Anomalies: deviation-track-heading-all-types|deviation-discrepancy-procedural-published-material-policy|ground-event-encounter-ground-equipment-issue

Synopsis

General aviation Flight Instructor reported the final approach course listed on the chart for Runway 30 at 12J airport is incorrect and/or the CEW VORTAC may be sending the wrong signals.

Narrative

My student and I were on the VOR/DME Runway 30 into 12J. Initially when rolling onto heading 300 from the CEW VORTAC to line up on the approach I noticed we were significantly off the final approach course that I should be seeing (not lined up with the runway). I let my student continue and just assumed he was still lining up on the approach.
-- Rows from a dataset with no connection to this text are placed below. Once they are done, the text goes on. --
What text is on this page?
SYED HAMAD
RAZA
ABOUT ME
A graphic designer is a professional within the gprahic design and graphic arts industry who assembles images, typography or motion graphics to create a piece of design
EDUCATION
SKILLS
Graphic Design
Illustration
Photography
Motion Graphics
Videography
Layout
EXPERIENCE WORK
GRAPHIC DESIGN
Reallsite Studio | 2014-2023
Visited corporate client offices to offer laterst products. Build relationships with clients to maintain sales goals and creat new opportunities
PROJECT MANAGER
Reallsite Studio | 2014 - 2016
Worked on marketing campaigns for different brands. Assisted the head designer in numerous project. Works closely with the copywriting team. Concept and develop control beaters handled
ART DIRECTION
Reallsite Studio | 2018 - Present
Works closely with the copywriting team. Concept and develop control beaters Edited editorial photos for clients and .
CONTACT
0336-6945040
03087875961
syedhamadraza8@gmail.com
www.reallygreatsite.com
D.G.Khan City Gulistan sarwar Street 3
As we continued on the approach I noticed we were still not lined up with the runway even though my student was tracking heading 300 like the approach states to fly. I quickly made sure our CDI was aligned correctly and that the approach had us actually lined up to the runway because some VOR approaches have you fly offset and then break off to land; but this approach claims we should be lined right up on the runway. As we continue to get closer I did a quick VOR dual check to make sure the VOR receivers on board were both reading accurately; which it showed a good dual airborne VOR check. Then as we get closer I see if we continued on this heading we would completely miss the airport. My student also mentioned that the synthetic vision on our G1000 was showing a deflection and that the runway was not where it should be (it was off to our right). Since he was under the hood he could not see outside. At this point since I'm looking outside I confirm that we are too far left of the runway and have him look up to continue on the approach. My assumption of this is that the plate for the approach is not giving us a correct final approach course. It seems a 307 heading would be required for the approach. Or the CEW VORTAC is sending wrong signals.